At Greg Kucera Gallery, where a small sample of John Buck’s woodwork is on display through February 13. Buck carves everything from peacocks to mullets to hookah pipes into panels of soft jelutong wood (like a balsa wood) imported from Malaysia. Though the detail work impresses, it’s the blend of aesthetics—merging folk art and contemporary—that makes his pieces thoughtful and accessible. He even gets a little cheeky with Untitled #1: a sculpture of a woman flexing her muscles, strong man-style, but in place of a head and neck is what looks like a scale balancing ornate objects. In The Perfect Fit, a woman with fists clenched has her “head” full—a grid with a silhouette of a man and feather/stalk, and everything in its place. You have to wonder what’s going through the “minds” of some of these women he’s whittled—whether this is commentary on how they compartmentalize their day to day, all the while maintaining a delicate balance between work and home. Or maybe it’s that they have nothing going on up there at all.
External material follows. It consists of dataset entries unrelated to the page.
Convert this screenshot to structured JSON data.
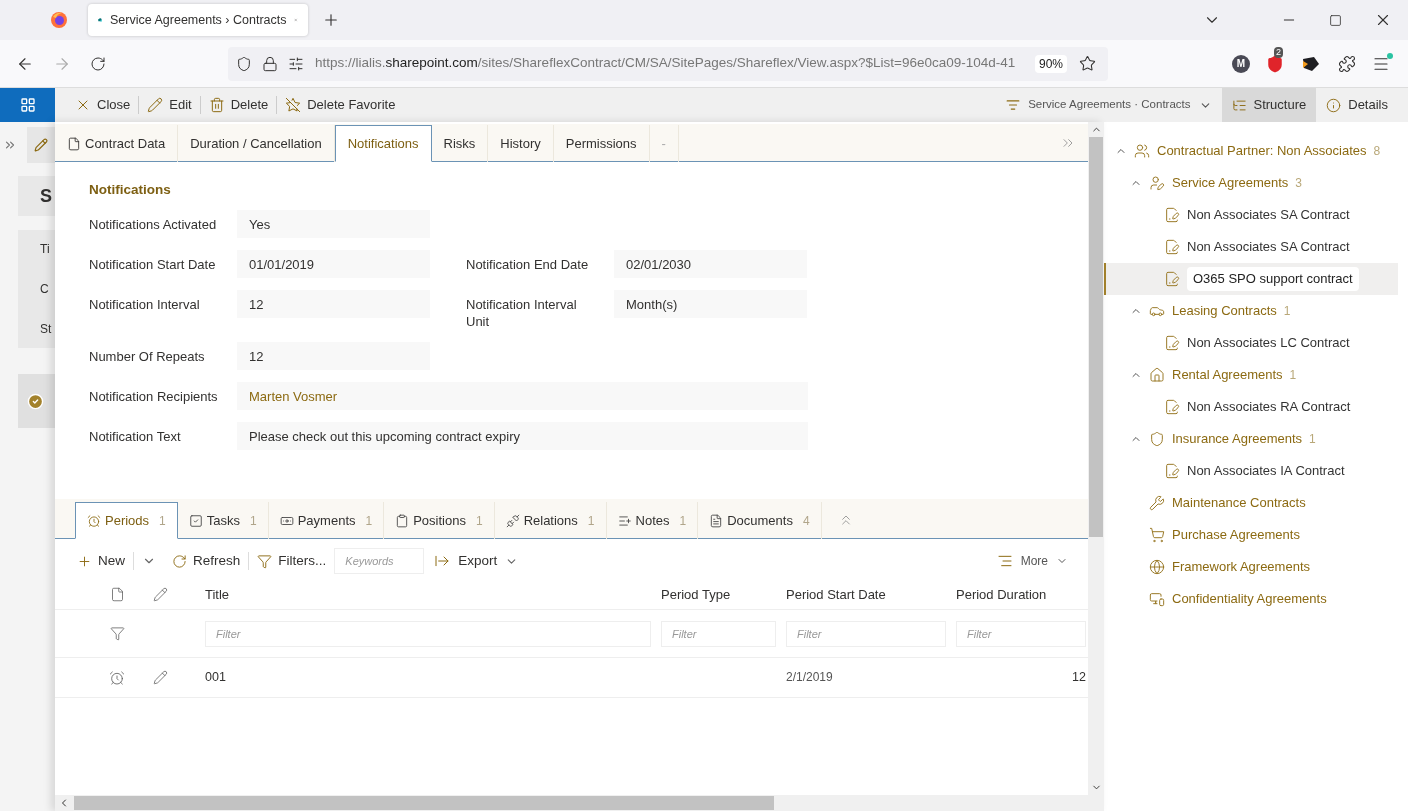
{
  "browser": {
    "tab_title": "Service Agreements › Contracts",
    "url_start": "https://lialis.",
    "url_domain": "sharepoint.com",
    "url_rest": "/sites/ShareflexContract/CM/SA/SitePages/Shareflex/View.aspx?$List=96e0ca09-104d-41",
    "zoom": "90%",
    "profile_initial": "M",
    "blocker_count": "2"
  },
  "background_page": {
    "title": "S",
    "fields": [
      "Ti",
      "C",
      "St"
    ]
  },
  "commands": [
    {
      "label": "Close",
      "kind": "close"
    },
    {
      "label": "Edit",
      "kind": "edit"
    },
    {
      "label": "Delete",
      "kind": "delete"
    },
    {
      "label": "Delete Favorite",
      "kind": "unfavorite"
    }
  ],
  "view_selector": "Service Agreements · Contracts",
  "panes": [
    {
      "label": "Structure",
      "kind": "structure",
      "selected": true
    },
    {
      "label": "Details",
      "kind": "info",
      "selected": false
    }
  ],
  "tabs": [
    {
      "label": "Contract Data",
      "kind": "document",
      "selected": false
    },
    {
      "label": "Duration / Cancellation",
      "selected": false
    },
    {
      "label": "Notifications",
      "selected": true
    },
    {
      "label": "Risks",
      "selected": false
    },
    {
      "label": "History",
      "selected": false
    },
    {
      "label": "Permissions",
      "selected": false
    },
    {
      "label": "-",
      "selected": false
    }
  ],
  "section": {
    "title": "Notifications",
    "rows": [
      {
        "fields": [
          {
            "label": "Notifications Activated",
            "value": "Yes",
            "kind": "text"
          }
        ]
      },
      {
        "fields": [
          {
            "label": "Notification Start Date",
            "value": "01/01/2019",
            "kind": "text"
          },
          {
            "label": "Notification End Date",
            "value": "02/01/2030",
            "kind": "text"
          }
        ]
      },
      {
        "fields": [
          {
            "label": "Notification Interval",
            "value": "12",
            "kind": "text"
          },
          {
            "label": "Notification Interval Unit",
            "value": "Month(s)",
            "kind": "text"
          }
        ]
      },
      {
        "fields": [
          {
            "label": "Number Of Repeats",
            "value": "12",
            "kind": "text"
          }
        ]
      },
      {
        "fields": [
          {
            "label": "Notification Recipients",
            "value": "Marten Vosmer",
            "kind": "person"
          }
        ]
      },
      {
        "fields": [
          {
            "label": "Notification Text",
            "value": "Please check out this upcoming contract expiry",
            "kind": "long"
          }
        ]
      }
    ]
  },
  "subtabs": [
    {
      "label": "Periods",
      "count": "1",
      "kind": "alarm",
      "selected": true
    },
    {
      "label": "Tasks",
      "count": "1",
      "kind": "task",
      "selected": false
    },
    {
      "label": "Payments",
      "count": "1",
      "kind": "money",
      "selected": false
    },
    {
      "label": "Positions",
      "count": "1",
      "kind": "clipboard",
      "selected": false
    },
    {
      "label": "Relations",
      "count": "1",
      "kind": "plug",
      "selected": false
    },
    {
      "label": "Notes",
      "count": "1",
      "kind": "notes",
      "selected": false
    },
    {
      "label": "Documents",
      "count": "4",
      "kind": "document",
      "selected": false
    }
  ],
  "toolbar": {
    "new": "New",
    "refresh": "Refresh",
    "filters": "Filters...",
    "keywords_placeholder": "Keywords",
    "export": "Export",
    "more": "More"
  },
  "table": {
    "columns": [
      "Title",
      "Period Type",
      "Period Start Date",
      "Period Duration"
    ],
    "filter_placeholders": [
      "Filter",
      "Filter",
      "Filter",
      "Filter"
    ],
    "rows": [
      {
        "title": "001",
        "period_start_date": "2/1/2019",
        "period_duration": "12"
      }
    ]
  },
  "tree": [
    {
      "label": "Contractual Partner: Non Associates",
      "count": "8",
      "kind": "people",
      "expanded": true,
      "selected": false,
      "children": [
        {
          "label": "Service Agreements",
          "count": "3",
          "kind": "person-edit",
          "expanded": true,
          "selected": false,
          "children": [
            {
              "label": "Non Associates SA Contract",
              "kind": "contract",
              "selected": false
            },
            {
              "label": "Non Associates SA Contract",
              "kind": "contract",
              "selected": false
            },
            {
              "label": "O365 SPO support contract",
              "kind": "contract",
              "selected": true
            }
          ]
        },
        {
          "label": "Leasing Contracts",
          "count": "1",
          "kind": "car",
          "expanded": true,
          "selected": false,
          "children": [
            {
              "label": "Non Associates LC Contract",
              "kind": "contract",
              "selected": false
            }
          ]
        },
        {
          "label": "Rental Agreements",
          "count": "1",
          "kind": "home",
          "expanded": true,
          "selected": false,
          "children": [
            {
              "label": "Non Associates RA Contract",
              "kind": "contract",
              "selected": false
            }
          ]
        },
        {
          "label": "Insurance Agreements",
          "count": "1",
          "kind": "shield",
          "expanded": true,
          "selected": false,
          "children": [
            {
              "label": "Non Associates IA Contract",
              "kind": "contract",
              "selected": false
            }
          ]
        },
        {
          "label": "Maintenance Contracts",
          "kind": "tools",
          "selected": false
        },
        {
          "label": "Purchase Agreements",
          "kind": "cart",
          "selected": false
        },
        {
          "label": "Framework Agreements",
          "kind": "globe",
          "selected": false
        },
        {
          "label": "Confidentiality Agreements",
          "kind": "monitor",
          "selected": false
        }
      ]
    }
  ]
}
A larger collection of Buck’s woodwork, Iconography, is on display at Bellevue Art Museum through February 28.

We’ll also stop by G. Gibson Gallery to find out what’s really happening in Michael Brophy’s oil paintings of Eastern Oregon landscapes, titled South of Twenty (in reference to Highway 20). The Portland, Ore. resident will be in house tonight to talk about his work, which is a departure from his usual fare: more contemplative, practically photo-realistic. He uses bold brushstrokes throughout—it’s not uncommon to see three-quarters of a canvas taken up by sky alone—but it’s the details I’d like to talk to him about. For instance: Who’s the shadow creeping into Still No. 1? Click on “View Slideshow” to see what I’m talking about. (On display through February 20)
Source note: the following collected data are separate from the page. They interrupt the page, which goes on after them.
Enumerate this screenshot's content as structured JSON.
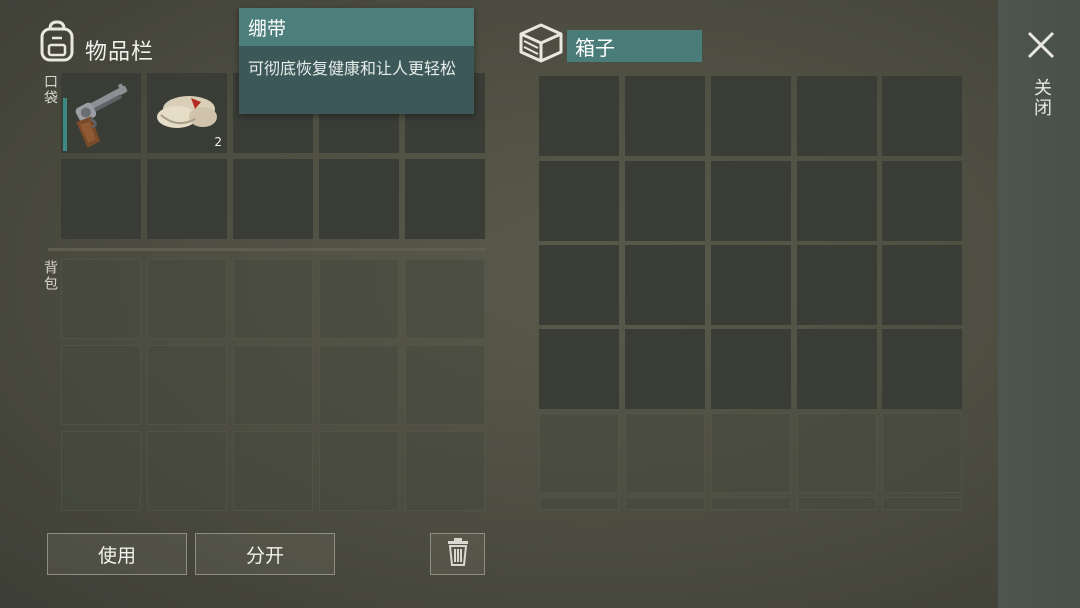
{
  "inventory": {
    "title": "物品栏",
    "pocket_label": "口袋",
    "backpack_label": "背包"
  },
  "items": {
    "revolver": {
      "name": "revolver",
      "durability": 0.75
    },
    "bandage": {
      "name": "bandage",
      "count": "2"
    }
  },
  "tooltip": {
    "title": "绷带",
    "description": "可彻底恢复健康和让人更轻松"
  },
  "box": {
    "title": "箱子"
  },
  "close": {
    "label": "关闭"
  },
  "actions": {
    "use": "使用",
    "split": "分开"
  },
  "colors": {
    "accent": "#4c7e7c",
    "slot": "#3a3c36",
    "background": "#4c4c40"
  }
}
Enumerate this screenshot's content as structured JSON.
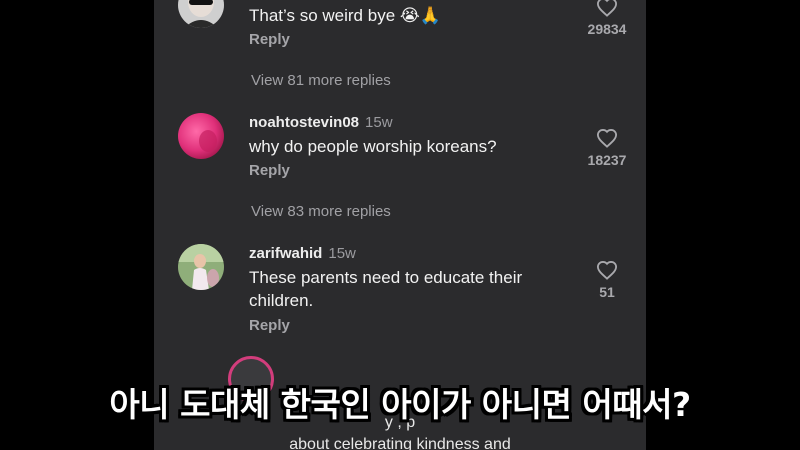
{
  "comments": [
    {
      "username": "",
      "time": "",
      "text": "That’s so weird bye",
      "emoji": "😭🙏",
      "reply": "Reply",
      "likes": "29834"
    },
    {
      "username": "noahtostevin08",
      "time": "15w",
      "text": "why do people worship koreans?",
      "emoji": "",
      "reply": "Reply",
      "likes": "18237"
    },
    {
      "username": "zarifwahid",
      "time": "15w",
      "text": "These parents need to educate their children.",
      "emoji": "",
      "reply": "Reply",
      "likes": "51"
    }
  ],
  "more_replies": [
    "View 81 more replies",
    "View 83 more replies"
  ],
  "bottom_text": {
    "line1": "y                ,                p",
    "line2": "about celebrating kindness and"
  },
  "subtitle": "아니 도대체 한국인 아이가 아니면 어때서?",
  "icons": {
    "like": "heart-outline-icon"
  },
  "colors": {
    "panel_bg": "#2b2b2d",
    "page_bg": "#000000",
    "muted_text": "#a1a1a5",
    "story_ring": "#d23d7c"
  }
}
Finally, we’ll swing by Foster/White Gallery (these galleries are all on the same street, it’s easy to hit them all in an hour). Sheri Bakes’s work is no longer in a formal exhibit, but some pieces of North Cascades remain that we love revisiting. Her oil paintings take scenes in the North Cascades National Park—all done in rich earth tones or dynamic reds—and blurs them, like a photo out of focus. But it’s the story behind them that gets you. The entire series is dedicated to her grandfather, who was misdiagnosed with schizophrenia and given electroconvulsive shock therapy when Bakes was young; her family thinks this treatment led to her grandfather’s untimely death. She explores a deteriorating mental state in each painting, adding layers of trauma to pieces like Electro-Convulsive Shock Therapy: Waiting For Lightning, in which a frail tree sits vulnerably on a mountaintop, practically waiting to be struck.

Um, and on that note, happy First Thursday!